Unifying the Gutenberg-Richter Law with Probabilistic Catalog Completeness

TL;DR

This paper introduces a probabilistic framework for modeling earthquake catalog incompleteness using augmented Gutenberg-Richter laws, improving parameter estimation and revealing regional variations in seismic activity.

Contribution

It proposes a novel augmented GR model with physically meaningful parameters, capturing nonlinear detection behaviors and regional b-value variations, advancing seismic hazard assessment.

Findings

The GR-AEReLU model outperforms others in robustness.

Regional b-values significantly deviate from the universal 1.0.
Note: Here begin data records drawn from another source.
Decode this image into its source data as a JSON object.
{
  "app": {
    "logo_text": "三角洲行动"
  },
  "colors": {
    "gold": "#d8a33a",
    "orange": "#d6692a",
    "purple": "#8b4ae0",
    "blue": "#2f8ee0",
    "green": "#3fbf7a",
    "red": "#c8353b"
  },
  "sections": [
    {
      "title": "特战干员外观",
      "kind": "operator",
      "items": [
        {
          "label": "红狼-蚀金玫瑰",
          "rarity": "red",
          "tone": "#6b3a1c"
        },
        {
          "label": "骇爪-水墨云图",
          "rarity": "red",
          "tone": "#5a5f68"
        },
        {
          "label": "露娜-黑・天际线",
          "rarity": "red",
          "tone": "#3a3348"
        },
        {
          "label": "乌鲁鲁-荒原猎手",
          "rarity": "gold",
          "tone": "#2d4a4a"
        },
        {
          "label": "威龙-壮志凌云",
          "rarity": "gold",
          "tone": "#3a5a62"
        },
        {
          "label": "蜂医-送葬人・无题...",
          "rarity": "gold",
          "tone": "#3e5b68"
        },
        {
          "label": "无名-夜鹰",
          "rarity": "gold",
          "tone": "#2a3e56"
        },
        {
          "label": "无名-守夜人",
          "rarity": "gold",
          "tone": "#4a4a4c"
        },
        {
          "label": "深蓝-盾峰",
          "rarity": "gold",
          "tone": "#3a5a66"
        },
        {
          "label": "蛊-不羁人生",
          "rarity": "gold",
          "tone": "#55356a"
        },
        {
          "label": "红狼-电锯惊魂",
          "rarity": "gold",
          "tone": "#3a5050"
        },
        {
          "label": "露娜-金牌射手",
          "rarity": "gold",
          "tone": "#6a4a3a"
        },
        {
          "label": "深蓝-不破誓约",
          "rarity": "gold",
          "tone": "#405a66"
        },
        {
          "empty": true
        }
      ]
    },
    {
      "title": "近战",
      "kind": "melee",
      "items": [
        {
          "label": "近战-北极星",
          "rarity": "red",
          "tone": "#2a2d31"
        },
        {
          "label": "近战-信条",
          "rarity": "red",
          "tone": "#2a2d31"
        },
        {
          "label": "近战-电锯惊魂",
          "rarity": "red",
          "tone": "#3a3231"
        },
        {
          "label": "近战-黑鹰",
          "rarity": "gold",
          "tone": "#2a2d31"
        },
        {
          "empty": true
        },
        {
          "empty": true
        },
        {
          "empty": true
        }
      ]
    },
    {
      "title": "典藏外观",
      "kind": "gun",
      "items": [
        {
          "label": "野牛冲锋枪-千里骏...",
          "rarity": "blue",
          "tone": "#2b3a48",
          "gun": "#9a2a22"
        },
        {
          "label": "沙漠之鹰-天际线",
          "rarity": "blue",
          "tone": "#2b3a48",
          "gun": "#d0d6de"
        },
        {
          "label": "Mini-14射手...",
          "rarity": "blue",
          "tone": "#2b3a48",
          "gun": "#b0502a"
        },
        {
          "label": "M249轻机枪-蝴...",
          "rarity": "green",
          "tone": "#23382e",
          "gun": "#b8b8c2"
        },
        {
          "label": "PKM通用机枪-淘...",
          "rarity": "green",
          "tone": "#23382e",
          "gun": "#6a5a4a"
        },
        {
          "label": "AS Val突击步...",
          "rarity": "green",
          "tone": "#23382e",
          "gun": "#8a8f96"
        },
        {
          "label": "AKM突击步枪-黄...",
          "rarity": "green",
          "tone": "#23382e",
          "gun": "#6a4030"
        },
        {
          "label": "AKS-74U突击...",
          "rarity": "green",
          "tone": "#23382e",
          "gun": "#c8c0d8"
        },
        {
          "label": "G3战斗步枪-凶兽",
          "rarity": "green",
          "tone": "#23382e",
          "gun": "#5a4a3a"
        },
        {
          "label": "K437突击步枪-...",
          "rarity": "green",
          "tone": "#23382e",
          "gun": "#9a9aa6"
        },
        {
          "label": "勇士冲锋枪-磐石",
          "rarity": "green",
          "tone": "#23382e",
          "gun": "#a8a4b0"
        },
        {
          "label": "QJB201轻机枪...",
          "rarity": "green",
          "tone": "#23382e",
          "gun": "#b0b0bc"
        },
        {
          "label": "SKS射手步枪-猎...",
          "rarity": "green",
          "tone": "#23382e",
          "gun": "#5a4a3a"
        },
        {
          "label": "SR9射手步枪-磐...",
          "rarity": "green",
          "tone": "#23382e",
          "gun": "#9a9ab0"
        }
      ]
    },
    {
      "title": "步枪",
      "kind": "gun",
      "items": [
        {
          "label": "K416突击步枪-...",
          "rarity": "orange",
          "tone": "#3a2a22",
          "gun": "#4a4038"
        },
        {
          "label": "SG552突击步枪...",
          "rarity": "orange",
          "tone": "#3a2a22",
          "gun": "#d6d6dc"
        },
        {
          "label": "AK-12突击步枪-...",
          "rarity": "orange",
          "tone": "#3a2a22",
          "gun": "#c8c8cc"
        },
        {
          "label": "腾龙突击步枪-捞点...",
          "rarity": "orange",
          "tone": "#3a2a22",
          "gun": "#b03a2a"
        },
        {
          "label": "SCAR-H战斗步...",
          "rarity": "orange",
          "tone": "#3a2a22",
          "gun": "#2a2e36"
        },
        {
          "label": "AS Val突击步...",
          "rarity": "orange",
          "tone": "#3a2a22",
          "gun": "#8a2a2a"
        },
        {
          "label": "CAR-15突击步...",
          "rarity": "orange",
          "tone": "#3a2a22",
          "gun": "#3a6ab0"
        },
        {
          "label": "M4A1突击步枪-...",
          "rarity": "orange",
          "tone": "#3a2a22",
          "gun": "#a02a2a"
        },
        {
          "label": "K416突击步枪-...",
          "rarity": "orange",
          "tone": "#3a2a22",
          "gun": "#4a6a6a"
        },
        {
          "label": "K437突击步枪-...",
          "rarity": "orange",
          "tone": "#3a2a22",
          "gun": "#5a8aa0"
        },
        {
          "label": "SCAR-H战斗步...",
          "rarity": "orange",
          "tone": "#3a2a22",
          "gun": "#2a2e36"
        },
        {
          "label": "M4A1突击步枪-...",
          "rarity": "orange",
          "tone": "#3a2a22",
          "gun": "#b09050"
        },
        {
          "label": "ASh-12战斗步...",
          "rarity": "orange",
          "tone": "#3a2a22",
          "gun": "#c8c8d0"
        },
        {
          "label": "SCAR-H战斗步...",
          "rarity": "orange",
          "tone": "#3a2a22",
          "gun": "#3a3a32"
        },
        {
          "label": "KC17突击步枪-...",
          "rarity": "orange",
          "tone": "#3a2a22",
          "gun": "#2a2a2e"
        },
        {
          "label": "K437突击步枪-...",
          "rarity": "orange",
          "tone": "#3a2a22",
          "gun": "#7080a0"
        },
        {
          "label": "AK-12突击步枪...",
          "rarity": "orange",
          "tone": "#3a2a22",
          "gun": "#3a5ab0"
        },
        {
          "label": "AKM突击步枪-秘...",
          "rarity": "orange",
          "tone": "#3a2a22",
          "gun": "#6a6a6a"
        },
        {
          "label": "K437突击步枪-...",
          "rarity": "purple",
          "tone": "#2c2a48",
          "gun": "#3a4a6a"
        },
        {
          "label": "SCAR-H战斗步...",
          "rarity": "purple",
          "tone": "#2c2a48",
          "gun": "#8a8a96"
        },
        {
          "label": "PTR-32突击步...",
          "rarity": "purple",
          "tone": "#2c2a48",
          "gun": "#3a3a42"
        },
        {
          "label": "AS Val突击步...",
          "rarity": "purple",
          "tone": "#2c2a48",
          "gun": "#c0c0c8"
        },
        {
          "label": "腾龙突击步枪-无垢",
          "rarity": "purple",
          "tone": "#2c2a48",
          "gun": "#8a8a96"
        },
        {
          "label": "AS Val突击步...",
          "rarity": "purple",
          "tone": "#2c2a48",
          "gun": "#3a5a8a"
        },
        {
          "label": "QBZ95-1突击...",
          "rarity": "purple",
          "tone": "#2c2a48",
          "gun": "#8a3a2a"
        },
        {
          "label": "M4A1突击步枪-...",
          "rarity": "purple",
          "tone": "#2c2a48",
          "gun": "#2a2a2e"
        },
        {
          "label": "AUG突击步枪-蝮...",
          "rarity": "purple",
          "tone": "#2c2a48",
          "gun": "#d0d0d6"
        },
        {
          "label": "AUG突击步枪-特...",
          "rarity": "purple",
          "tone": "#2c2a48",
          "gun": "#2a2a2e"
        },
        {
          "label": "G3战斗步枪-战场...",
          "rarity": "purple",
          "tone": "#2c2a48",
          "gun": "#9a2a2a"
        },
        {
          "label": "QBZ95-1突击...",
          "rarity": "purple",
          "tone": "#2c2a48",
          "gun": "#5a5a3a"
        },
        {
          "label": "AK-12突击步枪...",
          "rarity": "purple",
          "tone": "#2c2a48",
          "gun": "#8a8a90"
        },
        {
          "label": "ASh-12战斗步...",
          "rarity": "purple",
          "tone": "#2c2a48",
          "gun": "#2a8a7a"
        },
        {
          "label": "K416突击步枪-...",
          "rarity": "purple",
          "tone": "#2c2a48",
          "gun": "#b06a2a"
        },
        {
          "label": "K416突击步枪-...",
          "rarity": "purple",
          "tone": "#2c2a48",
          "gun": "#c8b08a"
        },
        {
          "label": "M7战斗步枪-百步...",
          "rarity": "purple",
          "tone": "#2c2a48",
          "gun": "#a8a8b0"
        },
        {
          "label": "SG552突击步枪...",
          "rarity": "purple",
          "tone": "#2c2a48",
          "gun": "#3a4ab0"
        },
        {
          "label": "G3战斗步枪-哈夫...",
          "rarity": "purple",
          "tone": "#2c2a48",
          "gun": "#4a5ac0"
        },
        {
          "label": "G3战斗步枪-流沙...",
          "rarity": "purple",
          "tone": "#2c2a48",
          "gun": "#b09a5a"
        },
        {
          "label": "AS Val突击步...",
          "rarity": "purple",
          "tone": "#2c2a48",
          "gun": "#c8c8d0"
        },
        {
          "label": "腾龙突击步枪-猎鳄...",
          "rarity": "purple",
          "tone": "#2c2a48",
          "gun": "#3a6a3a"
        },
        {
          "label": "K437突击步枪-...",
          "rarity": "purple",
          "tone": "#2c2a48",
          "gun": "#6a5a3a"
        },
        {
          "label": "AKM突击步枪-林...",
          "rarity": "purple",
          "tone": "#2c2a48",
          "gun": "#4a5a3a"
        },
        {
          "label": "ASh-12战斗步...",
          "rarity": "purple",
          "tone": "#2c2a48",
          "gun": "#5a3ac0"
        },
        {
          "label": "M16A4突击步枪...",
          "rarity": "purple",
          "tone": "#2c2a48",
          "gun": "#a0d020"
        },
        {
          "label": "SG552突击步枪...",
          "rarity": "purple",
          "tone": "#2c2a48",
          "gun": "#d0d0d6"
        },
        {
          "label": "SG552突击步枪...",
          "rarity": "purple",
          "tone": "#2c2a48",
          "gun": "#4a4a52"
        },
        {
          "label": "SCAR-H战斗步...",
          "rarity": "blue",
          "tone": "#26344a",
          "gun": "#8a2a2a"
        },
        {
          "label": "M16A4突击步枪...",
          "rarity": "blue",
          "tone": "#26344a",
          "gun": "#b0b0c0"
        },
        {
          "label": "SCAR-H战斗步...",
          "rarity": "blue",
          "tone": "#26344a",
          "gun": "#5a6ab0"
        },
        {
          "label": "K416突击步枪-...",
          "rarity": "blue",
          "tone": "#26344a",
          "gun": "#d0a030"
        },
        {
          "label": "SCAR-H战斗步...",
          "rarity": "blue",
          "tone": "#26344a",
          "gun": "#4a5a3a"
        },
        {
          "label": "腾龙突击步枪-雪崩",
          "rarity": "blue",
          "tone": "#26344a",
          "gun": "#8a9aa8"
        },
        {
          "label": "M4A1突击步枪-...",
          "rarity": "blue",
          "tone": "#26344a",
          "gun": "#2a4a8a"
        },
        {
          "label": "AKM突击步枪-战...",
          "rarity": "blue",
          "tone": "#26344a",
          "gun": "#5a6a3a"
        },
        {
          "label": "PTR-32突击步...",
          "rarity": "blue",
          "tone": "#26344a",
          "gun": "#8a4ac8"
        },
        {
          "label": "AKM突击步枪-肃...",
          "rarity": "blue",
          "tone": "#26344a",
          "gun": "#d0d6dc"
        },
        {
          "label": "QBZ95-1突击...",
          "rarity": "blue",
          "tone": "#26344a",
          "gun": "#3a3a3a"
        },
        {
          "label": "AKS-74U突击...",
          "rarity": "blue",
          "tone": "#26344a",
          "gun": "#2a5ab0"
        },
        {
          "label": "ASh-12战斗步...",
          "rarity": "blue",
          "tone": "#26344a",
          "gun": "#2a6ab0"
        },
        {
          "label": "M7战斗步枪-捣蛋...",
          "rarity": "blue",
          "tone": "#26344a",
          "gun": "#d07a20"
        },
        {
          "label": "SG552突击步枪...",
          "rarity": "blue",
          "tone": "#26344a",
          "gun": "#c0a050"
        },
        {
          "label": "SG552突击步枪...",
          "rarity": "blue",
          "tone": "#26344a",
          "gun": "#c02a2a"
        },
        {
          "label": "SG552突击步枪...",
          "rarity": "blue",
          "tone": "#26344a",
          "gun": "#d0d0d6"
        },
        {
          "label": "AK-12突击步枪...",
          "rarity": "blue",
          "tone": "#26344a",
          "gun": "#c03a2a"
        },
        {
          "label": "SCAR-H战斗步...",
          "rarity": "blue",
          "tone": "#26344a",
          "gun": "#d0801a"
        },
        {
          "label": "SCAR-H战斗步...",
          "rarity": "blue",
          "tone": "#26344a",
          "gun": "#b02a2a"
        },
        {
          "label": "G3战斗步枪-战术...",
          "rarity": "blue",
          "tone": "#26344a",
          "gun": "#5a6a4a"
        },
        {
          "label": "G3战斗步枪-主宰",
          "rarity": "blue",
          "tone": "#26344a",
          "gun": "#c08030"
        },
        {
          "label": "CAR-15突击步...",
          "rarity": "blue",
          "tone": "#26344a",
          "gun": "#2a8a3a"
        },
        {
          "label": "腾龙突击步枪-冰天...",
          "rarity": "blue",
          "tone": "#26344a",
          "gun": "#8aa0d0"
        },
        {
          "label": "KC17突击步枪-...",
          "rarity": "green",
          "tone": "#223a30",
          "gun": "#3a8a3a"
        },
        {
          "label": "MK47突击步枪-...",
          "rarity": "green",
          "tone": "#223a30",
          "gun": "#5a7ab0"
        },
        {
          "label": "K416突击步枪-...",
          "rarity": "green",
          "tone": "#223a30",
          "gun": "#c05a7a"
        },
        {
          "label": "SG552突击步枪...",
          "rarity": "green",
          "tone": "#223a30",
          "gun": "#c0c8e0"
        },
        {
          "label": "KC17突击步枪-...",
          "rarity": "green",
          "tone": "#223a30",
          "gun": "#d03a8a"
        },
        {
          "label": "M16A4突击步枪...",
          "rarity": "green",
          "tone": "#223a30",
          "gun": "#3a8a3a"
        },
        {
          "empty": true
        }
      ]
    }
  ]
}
The framework enables unified modeling of catalog incompleteness.

Abstract

We propose a probabilistic approach to modeling catalog incompleteness through four candidate augmented Gutenberg-Richter (GR) laws, which incorporates incompleteness into the frequency-magnitude distribution (FMD) using two parameters, mc, the transition magnitude, and {\sigma}c, which defines the transition range from incompleteness to completeness. The four GR models are tested on synthetic and empirical catalogs, using multiple performance evaluation metrics. The GR-AEReLU model, which allows for an asymmetry in the convergence to the pure linear GR law for m > mc relative to the censorship of earthquakes of sizes smaller than mc, is found to consistently outperform, providing more robust estimates of seismological parameters (e.g., b-value) that better reflect realistic physical conditions and observational characteristics. This augmented framework offers three main advantages: (1) unified modeling of incompleteness into the FMD, (2) parameters with clear physical and statistical meaning, and (3) the ability to capture nonlinear and asymmetric detection behaviors. Finally, our analysis reveals systematic regional variations in earthquake b-values that deviate significantly from the assumed universal value of 1.0, challenging a fundamental paradigm in seismology and demonstrating the need for region-specific values that reflect local tectonic conditions in seismic hazard assessments.